A Agência Nacional de Vigilância Sanitária (Anvisa) autorizou nesta sexta-feira (29) a retomada imediata da produção na fábrica da Ypê, em Amparo, no interior de São Paulo. Com a decisão, a empresa também volta a comercializar parte dos produtos que haviam sido suspensos após fiscalização sanitária.
A liberação inclui detergentes lava-louças líquidos, lava-roupas líquidos e desinfetantes identificados com final de lote “1”, desde que tenham sido fabricados a partir de 1º de abril de 2026.
A autorização ocorreu após uma nova inspeção realizada pela Anvisa em conjunto com órgãos estaduais e municipais de vigilância sanitária. Segundo o órgão, a fabricante apresentou adequações consideradas suficientes para garantir a segurança da produção.
“Verificamos que esta fábrica da Ypê já reúne as condições necessárias para operar com segurança e disponibilizar produtos sem risco sanitário para a população brasileira”, afirmou o presidente da Anvisa, Leandro Safatle, durante visita às instalações da empresa.
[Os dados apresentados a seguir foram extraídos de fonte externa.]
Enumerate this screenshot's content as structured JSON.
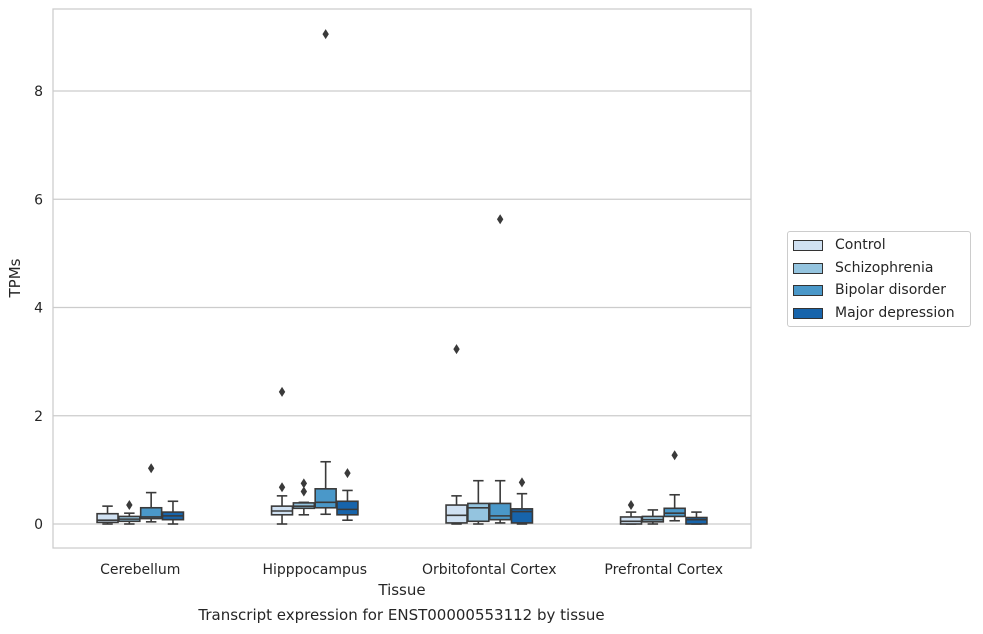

A produção de duas linhas da unidade havia sido suspensa no início de maio, após uma fiscalização identificar irregularidades sanitárias. Na ocasião, a empresa recebeu uma lista com 76 exigências para corrigir problemas apontados pelas equipes técnicas.
De acordo com a Anvisa, a Ypê apresentou um plano de ação para atender às determinações e realizou mudanças nas linhas de produção e nos sistemas de controle de qualidade.
Apesar da liberação parcial, a restrição continua válida para produtos fabricados até 31 de março de 2026 com lotes terminados em “1”. Esses itens seguem proibidos para venda, distribuição e uso até nova autorização da agência.
A orientação da Anvisa é que os produtos suspensos permaneçam armazenados em local seguro e não sejam descartados. A liberação definitiva dependerá da apresentação de laudos emitidos por laboratórios autorizados.
A agência informou ainda que continuará monitorando as medidas corretivas adotadas pela fabricante junto às vigilâncias sanitárias estadual, regional e municipal.